Dannis segera membuka map itu. Ia tidak menyangka bila ada sebuah kertas yang menyatakan bila dirinya adalah pewaris yang sah atas semua harta milik Alex Kartanegara dan juga Diana Ningrat. Uang tabungan sebanyak 900 triliun tersemat jelas di barisan kalimat surat itu. Dan lagi itu tidak termasuk dengan aset lainnya. 

"T–tunggu sebentar… apa ini semua harta yang ditinggalkan ayahku?" Dannis bertanya lagi sebelum ia menandatangani dokumen itu. Ucapannya terbata-bata, seakan tidak menyangka bila ia bisa mewarisi semuanya. 

"Itu benar. Maka dari itu, cepat tandatangani, lalu kita segera berkemas dan pergi ke apartemen milik ayahmu," ungkap Juna. 

Senyum tipis merekah dari bibir mungil Dannis. Tanpa ragu ia menggoreskan tinta dari pulpen yang ia pegang. Ketika namanya sudah tertera di atas kertas itu, entah kenapa semua beban hidupnya seakan terangkat. Saat ini ia telah merangkap sebagai orang kaya baru. Mahasiswa gembel yang tersemat padanya telah berakhir detik itu juga. 
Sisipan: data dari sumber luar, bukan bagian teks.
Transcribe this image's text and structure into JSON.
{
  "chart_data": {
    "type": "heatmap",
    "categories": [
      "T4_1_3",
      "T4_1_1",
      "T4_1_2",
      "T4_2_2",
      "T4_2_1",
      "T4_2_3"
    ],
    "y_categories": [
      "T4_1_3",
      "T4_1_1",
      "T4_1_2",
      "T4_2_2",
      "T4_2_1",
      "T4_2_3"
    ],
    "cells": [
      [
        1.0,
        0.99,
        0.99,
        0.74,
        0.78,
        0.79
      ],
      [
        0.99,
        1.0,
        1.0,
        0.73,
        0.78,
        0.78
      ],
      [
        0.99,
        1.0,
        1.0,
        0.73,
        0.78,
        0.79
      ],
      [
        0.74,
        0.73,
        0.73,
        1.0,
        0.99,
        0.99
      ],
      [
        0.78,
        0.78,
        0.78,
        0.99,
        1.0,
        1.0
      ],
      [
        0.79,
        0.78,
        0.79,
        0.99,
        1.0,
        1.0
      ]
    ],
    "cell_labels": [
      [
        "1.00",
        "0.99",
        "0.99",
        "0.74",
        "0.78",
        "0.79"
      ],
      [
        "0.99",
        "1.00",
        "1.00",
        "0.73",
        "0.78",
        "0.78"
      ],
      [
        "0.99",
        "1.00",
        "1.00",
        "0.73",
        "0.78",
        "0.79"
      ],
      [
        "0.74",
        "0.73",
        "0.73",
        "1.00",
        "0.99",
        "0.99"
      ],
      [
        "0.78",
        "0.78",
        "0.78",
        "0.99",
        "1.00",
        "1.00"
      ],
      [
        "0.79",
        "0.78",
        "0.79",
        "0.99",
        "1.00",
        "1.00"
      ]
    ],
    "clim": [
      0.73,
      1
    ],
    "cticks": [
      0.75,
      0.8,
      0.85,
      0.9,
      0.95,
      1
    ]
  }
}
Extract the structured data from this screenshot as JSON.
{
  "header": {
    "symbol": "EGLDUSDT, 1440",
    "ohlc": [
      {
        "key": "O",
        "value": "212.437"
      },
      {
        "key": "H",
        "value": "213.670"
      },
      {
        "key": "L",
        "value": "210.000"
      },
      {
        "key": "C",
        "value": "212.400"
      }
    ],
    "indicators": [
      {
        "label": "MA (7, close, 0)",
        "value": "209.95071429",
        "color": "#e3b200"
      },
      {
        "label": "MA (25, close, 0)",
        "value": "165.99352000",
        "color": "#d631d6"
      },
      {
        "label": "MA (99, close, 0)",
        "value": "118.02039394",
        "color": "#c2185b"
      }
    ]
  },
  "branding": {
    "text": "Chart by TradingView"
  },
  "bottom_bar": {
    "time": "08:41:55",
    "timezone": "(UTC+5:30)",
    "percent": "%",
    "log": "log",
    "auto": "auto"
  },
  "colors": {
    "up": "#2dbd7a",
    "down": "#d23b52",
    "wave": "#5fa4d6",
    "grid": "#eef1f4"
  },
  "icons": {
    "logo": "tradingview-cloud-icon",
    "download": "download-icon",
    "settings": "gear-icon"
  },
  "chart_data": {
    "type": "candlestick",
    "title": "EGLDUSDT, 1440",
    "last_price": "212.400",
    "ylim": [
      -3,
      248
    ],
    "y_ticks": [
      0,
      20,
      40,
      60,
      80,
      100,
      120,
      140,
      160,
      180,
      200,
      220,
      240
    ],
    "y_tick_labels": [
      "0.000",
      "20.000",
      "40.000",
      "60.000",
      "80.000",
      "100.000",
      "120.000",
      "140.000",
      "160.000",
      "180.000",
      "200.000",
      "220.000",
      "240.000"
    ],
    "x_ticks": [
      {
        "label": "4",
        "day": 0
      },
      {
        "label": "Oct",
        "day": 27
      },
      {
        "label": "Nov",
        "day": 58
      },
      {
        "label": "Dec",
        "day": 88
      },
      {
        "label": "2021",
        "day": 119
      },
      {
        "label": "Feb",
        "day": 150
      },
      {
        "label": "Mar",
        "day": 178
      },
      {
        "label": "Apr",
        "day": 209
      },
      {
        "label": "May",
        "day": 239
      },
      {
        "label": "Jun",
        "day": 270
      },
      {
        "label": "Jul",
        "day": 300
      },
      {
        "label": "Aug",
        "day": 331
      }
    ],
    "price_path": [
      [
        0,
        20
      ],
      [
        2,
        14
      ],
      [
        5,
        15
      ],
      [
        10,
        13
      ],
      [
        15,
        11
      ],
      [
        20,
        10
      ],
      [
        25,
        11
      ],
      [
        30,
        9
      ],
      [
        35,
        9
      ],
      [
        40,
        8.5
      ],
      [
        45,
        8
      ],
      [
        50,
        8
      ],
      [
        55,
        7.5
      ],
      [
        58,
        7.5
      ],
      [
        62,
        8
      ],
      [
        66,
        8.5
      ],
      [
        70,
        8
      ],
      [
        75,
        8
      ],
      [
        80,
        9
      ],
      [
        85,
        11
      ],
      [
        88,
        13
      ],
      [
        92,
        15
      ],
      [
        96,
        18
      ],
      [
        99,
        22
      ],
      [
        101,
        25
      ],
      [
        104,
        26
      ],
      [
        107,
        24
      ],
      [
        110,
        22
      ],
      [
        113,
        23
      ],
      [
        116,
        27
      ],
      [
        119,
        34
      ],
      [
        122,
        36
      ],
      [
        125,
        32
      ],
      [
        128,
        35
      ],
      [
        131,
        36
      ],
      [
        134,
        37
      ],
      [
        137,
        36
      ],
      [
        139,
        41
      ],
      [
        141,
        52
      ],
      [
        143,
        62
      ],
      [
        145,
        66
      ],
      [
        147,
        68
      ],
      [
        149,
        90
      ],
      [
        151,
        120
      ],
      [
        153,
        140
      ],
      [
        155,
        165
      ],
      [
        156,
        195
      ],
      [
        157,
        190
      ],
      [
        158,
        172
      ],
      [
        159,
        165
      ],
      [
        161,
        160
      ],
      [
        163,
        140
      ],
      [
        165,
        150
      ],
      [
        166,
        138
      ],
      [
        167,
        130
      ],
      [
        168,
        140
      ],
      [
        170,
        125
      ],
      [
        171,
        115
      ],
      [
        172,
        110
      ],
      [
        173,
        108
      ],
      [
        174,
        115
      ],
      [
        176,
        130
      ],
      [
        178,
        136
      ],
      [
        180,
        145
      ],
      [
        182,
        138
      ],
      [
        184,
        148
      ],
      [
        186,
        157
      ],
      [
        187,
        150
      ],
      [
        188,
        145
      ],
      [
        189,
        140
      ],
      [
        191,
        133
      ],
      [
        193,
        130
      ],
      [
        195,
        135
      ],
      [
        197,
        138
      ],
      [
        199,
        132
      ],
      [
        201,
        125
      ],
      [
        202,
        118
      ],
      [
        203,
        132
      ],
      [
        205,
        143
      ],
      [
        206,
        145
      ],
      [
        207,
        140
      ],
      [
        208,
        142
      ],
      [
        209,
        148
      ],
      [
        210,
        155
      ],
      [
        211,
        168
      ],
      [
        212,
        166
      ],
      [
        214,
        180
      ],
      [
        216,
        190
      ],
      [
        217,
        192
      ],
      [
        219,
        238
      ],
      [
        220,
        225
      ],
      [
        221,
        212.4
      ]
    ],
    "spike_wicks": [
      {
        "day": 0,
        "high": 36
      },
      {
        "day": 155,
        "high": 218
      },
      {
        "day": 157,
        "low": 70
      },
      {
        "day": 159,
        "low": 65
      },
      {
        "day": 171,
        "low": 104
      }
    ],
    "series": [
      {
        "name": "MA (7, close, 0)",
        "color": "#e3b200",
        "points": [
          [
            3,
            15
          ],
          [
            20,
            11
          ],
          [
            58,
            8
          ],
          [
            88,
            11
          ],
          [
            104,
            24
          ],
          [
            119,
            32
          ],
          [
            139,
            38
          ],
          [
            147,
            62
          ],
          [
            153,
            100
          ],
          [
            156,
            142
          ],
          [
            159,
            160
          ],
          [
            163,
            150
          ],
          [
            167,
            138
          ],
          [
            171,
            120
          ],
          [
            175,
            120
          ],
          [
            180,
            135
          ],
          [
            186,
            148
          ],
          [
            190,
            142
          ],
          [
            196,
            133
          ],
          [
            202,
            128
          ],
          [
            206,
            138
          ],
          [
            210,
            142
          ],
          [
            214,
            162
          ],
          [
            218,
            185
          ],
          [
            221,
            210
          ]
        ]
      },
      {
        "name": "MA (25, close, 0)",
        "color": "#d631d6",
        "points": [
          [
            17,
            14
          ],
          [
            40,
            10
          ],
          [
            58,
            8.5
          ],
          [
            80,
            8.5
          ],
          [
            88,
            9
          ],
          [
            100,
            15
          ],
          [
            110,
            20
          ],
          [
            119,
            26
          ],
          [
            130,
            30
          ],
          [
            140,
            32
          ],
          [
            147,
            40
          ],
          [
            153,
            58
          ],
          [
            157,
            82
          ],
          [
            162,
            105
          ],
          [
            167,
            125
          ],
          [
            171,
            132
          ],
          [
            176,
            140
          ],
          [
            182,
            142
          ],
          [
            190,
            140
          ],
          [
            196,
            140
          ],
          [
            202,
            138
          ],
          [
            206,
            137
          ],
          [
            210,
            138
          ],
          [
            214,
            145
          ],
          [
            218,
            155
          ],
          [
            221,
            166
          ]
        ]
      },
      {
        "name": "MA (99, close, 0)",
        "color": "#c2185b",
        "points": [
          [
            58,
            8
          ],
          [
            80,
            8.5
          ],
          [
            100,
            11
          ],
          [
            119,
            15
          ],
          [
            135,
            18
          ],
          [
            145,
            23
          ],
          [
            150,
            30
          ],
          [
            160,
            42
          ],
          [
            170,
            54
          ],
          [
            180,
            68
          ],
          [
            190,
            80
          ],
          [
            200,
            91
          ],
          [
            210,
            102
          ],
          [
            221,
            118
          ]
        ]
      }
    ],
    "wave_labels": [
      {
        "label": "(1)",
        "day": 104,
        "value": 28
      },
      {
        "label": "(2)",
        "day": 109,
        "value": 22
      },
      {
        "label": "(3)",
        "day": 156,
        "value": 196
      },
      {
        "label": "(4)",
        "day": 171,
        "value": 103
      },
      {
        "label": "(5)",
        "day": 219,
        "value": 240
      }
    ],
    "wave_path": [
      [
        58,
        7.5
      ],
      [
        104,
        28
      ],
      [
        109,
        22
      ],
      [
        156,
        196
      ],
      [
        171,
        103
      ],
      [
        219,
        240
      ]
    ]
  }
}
"Baiklah, selanjutnya biar aku yang mengurus dokumen ini. Dan lagi, kakekmu masih hidup. Tolong temui dia, karena ia yang menyuruhku untuk menyembunyikan keberadaanmu sampai sekarang," ungkap Juna. Ia segera berdiri dan merapikan setelan jasnya. 

"Kakek? Jadi dia yang menjagaku dari jauh?" Pikirnya. Meski begitu, Dannis tidak mengenal kakeknya. 

Arjuna akhirnya meminta tuan mudanya untuk turun bersamanya. Dannis membiarkan semua barangnya yang telah hancur begitu saja. Ia pergi hanya membawa dirinya. 

Ketika sampai di dalam mobil, Juna menyarankan kepada bosnya untuk pergi ke rumah sakit dahulu. Ia juga meminta kepada bosnya untuk berbelanja sebelum pulang ke apartemen. 

"Baiklah, aku mengerti." Dannis menurut saja. 

Ketika ia membuka grup jurusan, foto yang diambil oleh Aryo tersebar dan begitu banyak komentar yang berdatangan. Banyak yang menghina dirinya dan mengumpatnya tanpa tahu kejadian sebenarnya. 

"Awas kau! Aku akan membalasnya!" Dannis mengumpat dalam hatinya.